Emily Cauble (Wisconsin; Google Scholar), Taxing Composite Transactions, 77 SMU L. Rev. ___ (2024):
In a variety of contexts, taxpayers engage in composite transactions — essentially two transactions in one. For instance, when an individual sells property for less than its fair market value to a friend or relative, the transaction involves a sale and a gift. As another example, from time to time, retailers run promotions offering to rebate the price of merchandise if a team wins a sporting event. A buyer of the merchandise, effectively, makes a purchase and also places a bet on the sporting event’s outcome.
Tax law’s treatment of composite transactions is not uniform. In some contexts, tax law fully bifurcates these transactions into their separate components. Under this bifurcated approach, a taxpayer who engages in a composite transaction receives the same tax treatment as a taxpayer who goes through the motions of engaging in the component transactions separately.
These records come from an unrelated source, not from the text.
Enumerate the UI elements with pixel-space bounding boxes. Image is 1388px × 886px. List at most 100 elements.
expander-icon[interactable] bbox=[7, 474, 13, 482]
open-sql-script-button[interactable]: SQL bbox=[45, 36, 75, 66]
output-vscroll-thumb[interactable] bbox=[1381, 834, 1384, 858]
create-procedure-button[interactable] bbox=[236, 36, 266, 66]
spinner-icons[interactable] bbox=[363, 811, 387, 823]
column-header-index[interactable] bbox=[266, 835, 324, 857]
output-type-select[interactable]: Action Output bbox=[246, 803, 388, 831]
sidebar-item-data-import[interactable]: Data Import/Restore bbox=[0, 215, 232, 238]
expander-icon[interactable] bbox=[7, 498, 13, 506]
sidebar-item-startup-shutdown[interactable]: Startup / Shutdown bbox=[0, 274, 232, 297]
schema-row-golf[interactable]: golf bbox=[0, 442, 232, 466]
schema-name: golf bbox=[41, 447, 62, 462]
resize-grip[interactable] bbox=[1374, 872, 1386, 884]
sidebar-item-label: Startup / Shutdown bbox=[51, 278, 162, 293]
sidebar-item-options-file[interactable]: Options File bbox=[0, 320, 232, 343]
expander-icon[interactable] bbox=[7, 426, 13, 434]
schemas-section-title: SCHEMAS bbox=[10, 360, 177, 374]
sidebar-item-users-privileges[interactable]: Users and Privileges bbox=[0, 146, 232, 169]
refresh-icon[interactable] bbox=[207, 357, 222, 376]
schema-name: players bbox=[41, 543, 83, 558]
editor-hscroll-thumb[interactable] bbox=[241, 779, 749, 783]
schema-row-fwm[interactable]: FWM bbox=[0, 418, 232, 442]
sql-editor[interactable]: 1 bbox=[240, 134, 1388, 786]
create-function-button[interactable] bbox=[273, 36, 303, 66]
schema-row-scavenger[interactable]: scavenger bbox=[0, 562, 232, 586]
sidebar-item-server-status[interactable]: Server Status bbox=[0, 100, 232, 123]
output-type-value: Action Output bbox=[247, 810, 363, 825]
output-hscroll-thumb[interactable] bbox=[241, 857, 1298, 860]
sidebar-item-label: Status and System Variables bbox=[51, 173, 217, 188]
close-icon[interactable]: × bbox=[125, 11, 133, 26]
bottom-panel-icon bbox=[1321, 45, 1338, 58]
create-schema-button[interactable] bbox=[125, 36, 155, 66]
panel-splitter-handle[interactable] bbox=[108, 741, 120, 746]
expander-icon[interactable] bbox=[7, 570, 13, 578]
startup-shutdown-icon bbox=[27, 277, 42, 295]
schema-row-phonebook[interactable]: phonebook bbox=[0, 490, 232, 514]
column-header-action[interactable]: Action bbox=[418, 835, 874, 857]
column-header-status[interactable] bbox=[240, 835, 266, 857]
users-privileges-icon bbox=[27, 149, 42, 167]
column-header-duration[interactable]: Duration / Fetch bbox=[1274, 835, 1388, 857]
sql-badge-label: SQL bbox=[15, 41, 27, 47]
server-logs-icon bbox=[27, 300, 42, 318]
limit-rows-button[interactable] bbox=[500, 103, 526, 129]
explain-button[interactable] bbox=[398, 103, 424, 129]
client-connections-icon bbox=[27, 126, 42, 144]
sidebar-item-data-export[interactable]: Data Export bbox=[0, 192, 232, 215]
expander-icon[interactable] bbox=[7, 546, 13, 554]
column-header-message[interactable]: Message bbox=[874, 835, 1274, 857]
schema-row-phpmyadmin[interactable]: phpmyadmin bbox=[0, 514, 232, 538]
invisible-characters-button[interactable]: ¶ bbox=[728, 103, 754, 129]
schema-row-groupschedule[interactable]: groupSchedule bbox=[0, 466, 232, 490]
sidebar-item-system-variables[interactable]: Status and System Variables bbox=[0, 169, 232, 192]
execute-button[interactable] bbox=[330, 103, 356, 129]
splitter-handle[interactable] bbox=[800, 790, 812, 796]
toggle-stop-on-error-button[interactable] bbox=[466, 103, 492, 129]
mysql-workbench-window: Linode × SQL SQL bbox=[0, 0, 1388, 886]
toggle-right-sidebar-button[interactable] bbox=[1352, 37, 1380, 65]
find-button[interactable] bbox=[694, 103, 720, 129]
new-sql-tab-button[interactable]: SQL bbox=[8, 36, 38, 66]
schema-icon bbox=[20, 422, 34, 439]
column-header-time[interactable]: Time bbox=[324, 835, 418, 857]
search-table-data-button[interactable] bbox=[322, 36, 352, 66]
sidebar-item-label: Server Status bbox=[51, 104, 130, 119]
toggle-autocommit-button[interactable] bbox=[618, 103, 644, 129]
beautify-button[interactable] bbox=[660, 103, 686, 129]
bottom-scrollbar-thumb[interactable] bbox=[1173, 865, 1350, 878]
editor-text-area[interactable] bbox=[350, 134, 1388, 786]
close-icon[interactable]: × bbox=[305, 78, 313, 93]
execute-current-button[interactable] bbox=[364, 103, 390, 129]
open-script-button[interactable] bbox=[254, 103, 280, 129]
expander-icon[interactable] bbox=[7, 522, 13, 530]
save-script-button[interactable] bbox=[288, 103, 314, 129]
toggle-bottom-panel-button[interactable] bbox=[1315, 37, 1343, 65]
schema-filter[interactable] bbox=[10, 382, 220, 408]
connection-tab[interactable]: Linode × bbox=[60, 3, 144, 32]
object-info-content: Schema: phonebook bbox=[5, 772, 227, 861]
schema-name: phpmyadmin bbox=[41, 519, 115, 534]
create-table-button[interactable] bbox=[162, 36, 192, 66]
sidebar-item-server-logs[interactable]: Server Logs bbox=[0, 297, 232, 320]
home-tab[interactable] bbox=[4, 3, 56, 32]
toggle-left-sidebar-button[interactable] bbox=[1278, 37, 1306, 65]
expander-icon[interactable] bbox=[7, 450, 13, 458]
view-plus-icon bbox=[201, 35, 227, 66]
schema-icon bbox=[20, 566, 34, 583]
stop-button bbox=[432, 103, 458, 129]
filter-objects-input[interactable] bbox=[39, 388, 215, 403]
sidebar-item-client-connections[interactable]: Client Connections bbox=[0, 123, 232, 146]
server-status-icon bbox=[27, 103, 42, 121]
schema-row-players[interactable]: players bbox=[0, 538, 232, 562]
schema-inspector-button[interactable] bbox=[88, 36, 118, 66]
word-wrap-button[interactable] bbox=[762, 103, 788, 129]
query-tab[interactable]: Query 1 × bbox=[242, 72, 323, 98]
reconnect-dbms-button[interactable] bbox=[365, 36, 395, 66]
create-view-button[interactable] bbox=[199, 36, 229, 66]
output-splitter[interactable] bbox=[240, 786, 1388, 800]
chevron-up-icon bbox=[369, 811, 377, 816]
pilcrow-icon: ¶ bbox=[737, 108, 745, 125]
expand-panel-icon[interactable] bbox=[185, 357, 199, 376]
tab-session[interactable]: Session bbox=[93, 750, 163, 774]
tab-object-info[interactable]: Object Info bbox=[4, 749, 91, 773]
In other contexts, tax law adopts a collapsed approach under which taxpayers obtain markedly different tax treatment by engaging in a composite transaction instead of carrying out the components as separate transactions.
In still other contexts, tax law employs a hybrid approach that partially disentangles a composite transaction into its separate components but, nonetheless, bestows upon the composite transaction tax treatment that is not identical to what follows from engaging in the components as separate transactions. In addition to the existing approaches to composite transactions, other hypothetical approaches are possible.
Each of the existing approaches and the conceivable alternatives offers various advantages and disadvantages when judged in terms of the approach’s propensity to reduce tax revenue, the approach’s tendency to trap unwary taxpayers while benefiting well-advised taxpayers, the likelihood that the approach will prompt taxpayers to alter their transactions for tax reasons, and the administrability of the approach. This Article undertakes an examination of composite transactions, evaluating advantages and disadvantages of different approaches. In addition, this Article presents new survey results that shed light on the counterintuitive nature of current law.